The apparent murder weapon in Thursday’s attack was a crossbow, or at least the bolt (arrow), and according to Sun columnist Joe Warmington, “It’s not Toronto’s first crossbow-related slaying scene and one wonders how many more will be tolerated by the public, and those who govern, before there is a move to make them more difficult to buy and kept better track of.”
According to Fox News, the victims were two men and a woman.
As this case unfolds just across Lake Ontario from Roosevelt Beach, N.Y. in the state’s northwest region near Buffalo, it provides an uncomfortable truth for the gun prohibition lobby operating in the United States. Getting rid of guns is not going to prevent mayhem and murder. Weapons that predate firearms by perhaps a couple of hundred years are as lethal today as they were millennia ago.
Toronto is the capitol of Ontario. It is a city with its own criminal violence problems, in a province with what may be as messed up a justice system as one could find anywhere south of the Canadian border.

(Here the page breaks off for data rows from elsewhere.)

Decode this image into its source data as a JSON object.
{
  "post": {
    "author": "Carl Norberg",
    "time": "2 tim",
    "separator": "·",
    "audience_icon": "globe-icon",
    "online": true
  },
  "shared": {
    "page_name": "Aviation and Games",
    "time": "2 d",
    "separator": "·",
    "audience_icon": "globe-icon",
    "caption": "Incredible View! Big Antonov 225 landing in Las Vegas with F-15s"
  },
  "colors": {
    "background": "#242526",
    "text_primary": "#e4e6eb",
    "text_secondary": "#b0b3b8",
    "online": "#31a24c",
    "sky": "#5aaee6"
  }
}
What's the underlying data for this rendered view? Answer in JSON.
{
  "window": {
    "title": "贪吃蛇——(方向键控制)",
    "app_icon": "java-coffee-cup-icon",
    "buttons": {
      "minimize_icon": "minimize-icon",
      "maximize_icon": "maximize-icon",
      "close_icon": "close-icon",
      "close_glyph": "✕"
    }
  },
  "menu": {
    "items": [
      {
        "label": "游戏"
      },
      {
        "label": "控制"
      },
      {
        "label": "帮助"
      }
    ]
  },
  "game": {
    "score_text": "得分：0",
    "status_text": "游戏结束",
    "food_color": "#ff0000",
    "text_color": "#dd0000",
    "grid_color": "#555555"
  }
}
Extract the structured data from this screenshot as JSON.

Yesterday, the Toronto Sun also reported that the Ontario Court of Appeal just overturned life sentences for a pair of drive-by killers because the now-retired judge in that case may have been too harsh. So now, Anthony Grant and his getaway driver, Devon Vivian, will apparently get a break, and an award-winning justice columnist at the newspaper is none too happy.
Writing about how Superior Court Justice Eugene “Tex” Ewaschuk’s harsh sentences had been overturned, the Sun’s Michele Mandel wrote, “The appeal court ruled that he’d been too hard on the little darlings.”

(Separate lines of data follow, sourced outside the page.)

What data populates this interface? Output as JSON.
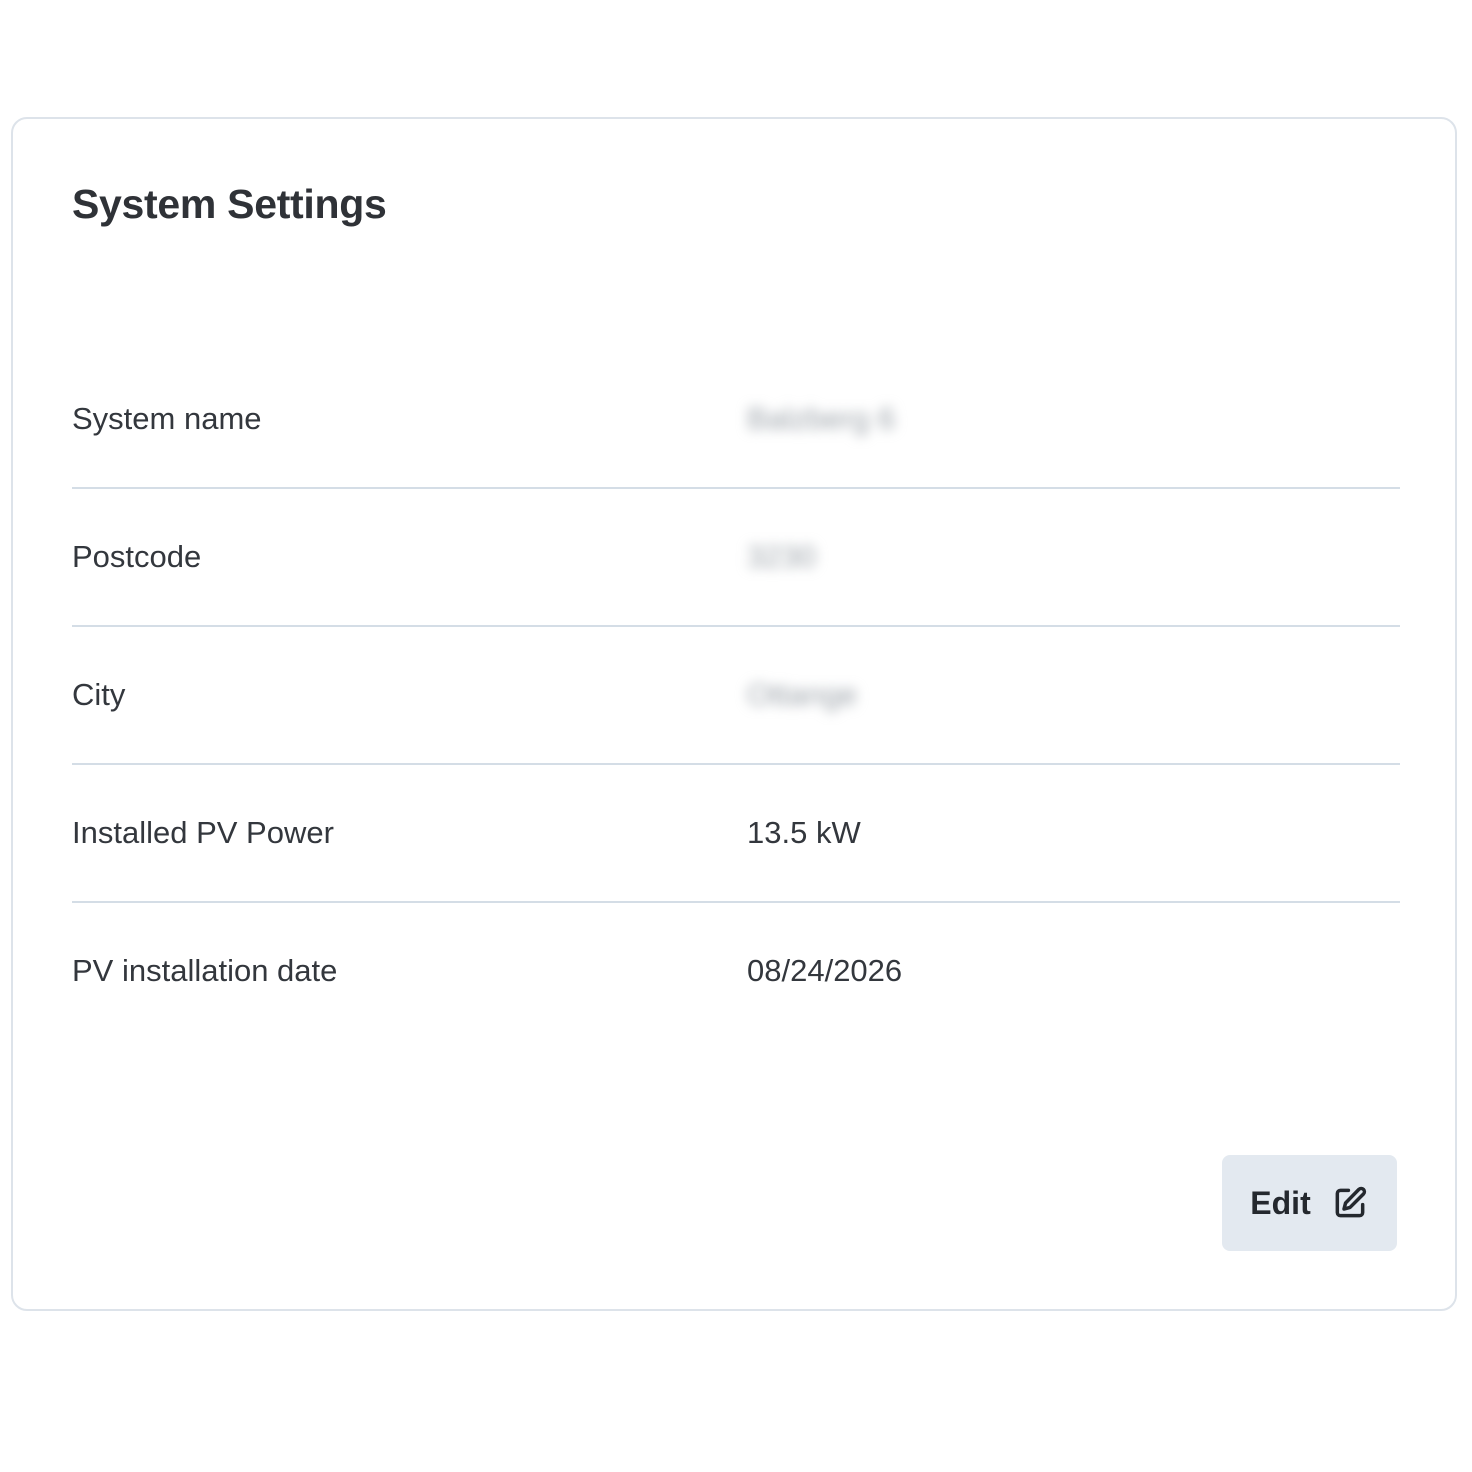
{
  "card": {
    "title": "System Settings"
  },
  "rows": [
    {
      "label": "System name",
      "value": "Balzberg 6",
      "redacted": true
    },
    {
      "label": "Postcode",
      "value": "3230",
      "redacted": true
    },
    {
      "label": "City",
      "value": "Ottange",
      "redacted": true
    },
    {
      "label": "Installed PV Power",
      "value": "13.5 kW",
      "redacted": false
    },
    {
      "label": "PV installation date",
      "value": "08/24/2026",
      "redacted": false
    }
  ],
  "actions": {
    "edit_label": "Edit",
    "edit_icon": "edit-icon"
  }
}
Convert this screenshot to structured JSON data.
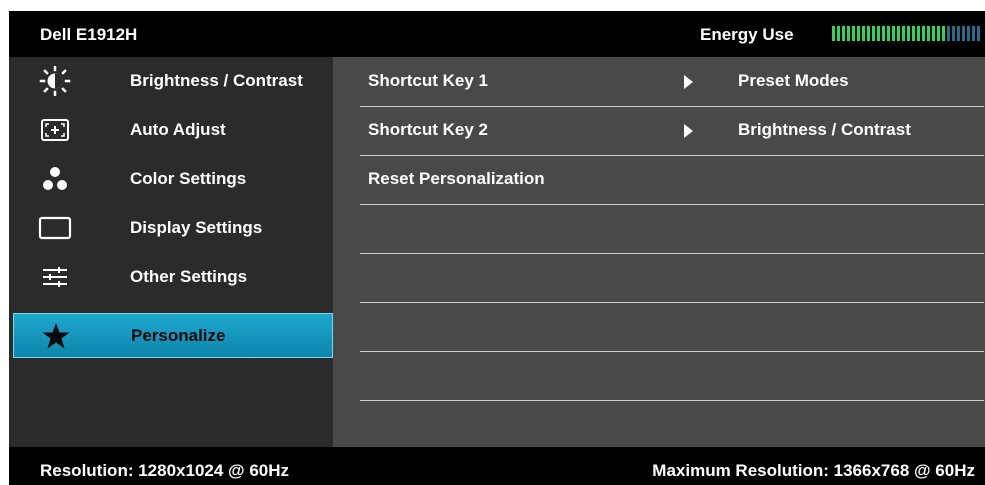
{
  "header": {
    "model": "Dell E1912H",
    "energy_label": "Energy Use",
    "energy_level": 0.78
  },
  "sidebar": {
    "items": [
      {
        "label": "Brightness / Contrast",
        "icon": "brightness-icon"
      },
      {
        "label": "Auto Adjust",
        "icon": "auto-adjust-icon"
      },
      {
        "label": "Color Settings",
        "icon": "color-settings-icon"
      },
      {
        "label": "Display Settings",
        "icon": "display-settings-icon"
      },
      {
        "label": "Other Settings",
        "icon": "other-settings-icon"
      },
      {
        "label": "Personalize",
        "icon": "star-icon",
        "selected": true
      }
    ]
  },
  "content": {
    "rows": [
      {
        "label": "Shortcut Key 1",
        "value": "Preset Modes"
      },
      {
        "label": "Shortcut Key 2",
        "value": "Brightness / Contrast"
      },
      {
        "label": "Reset Personalization",
        "value": ""
      },
      {
        "label": "",
        "value": ""
      },
      {
        "label": "",
        "value": ""
      },
      {
        "label": "",
        "value": ""
      },
      {
        "label": "",
        "value": ""
      }
    ]
  },
  "footer": {
    "resolution": "Resolution: 1280x1024 @ 60Hz",
    "max_resolution": "Maximum Resolution: 1366x768 @ 60Hz"
  },
  "colors": {
    "selected": "#1ea8cf",
    "energy_on": "#2fd65a",
    "energy_off": "#2a6a8a"
  }
}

The court scenario may seem familiar to anyone in this country who has marveled at how repeat offenders glide through the justice system’s revolving doors, and the comments about the crossbow fit right in with the alarmist rhetoric against so-called “assault weapons.”

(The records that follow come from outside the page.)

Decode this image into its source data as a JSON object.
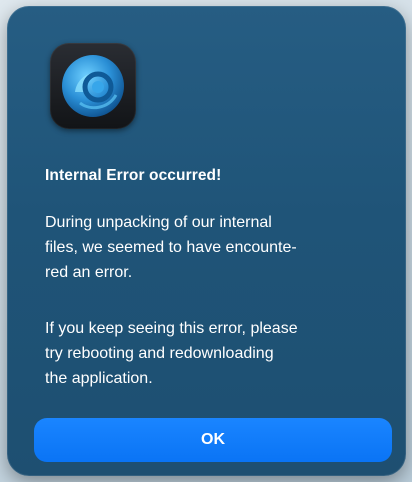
{
  "dialog": {
    "app_icon": "app-orb-icon",
    "title": "Internal Error occurred!",
    "message_1_lines": [
      "During unpacking of our internal",
      "files, we seemed to have encounte-",
      "red an error."
    ],
    "message_2_lines": [
      "If you keep seeing this error, please",
      "try rebooting and redownloading",
      "the application."
    ],
    "ok_label": "OK"
  },
  "colors": {
    "dialog_background": "#215779",
    "button_accent": "#0a7aff",
    "text": "#ffffff"
  }
}
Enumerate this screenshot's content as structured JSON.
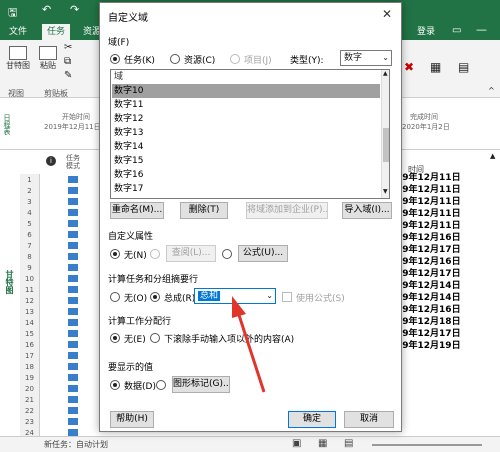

Still, in either country, neither instrument is responsible for more than a small percentage of slayings.
But the cases in Ontario carry a possible lesson that the public can keep in perspective. If guns are not available, evil can be accomplished with other weapons, even medieval ones. And, if some bleeding heart appeals court judges have their way, the perpetrators will get far better treatment than their victims.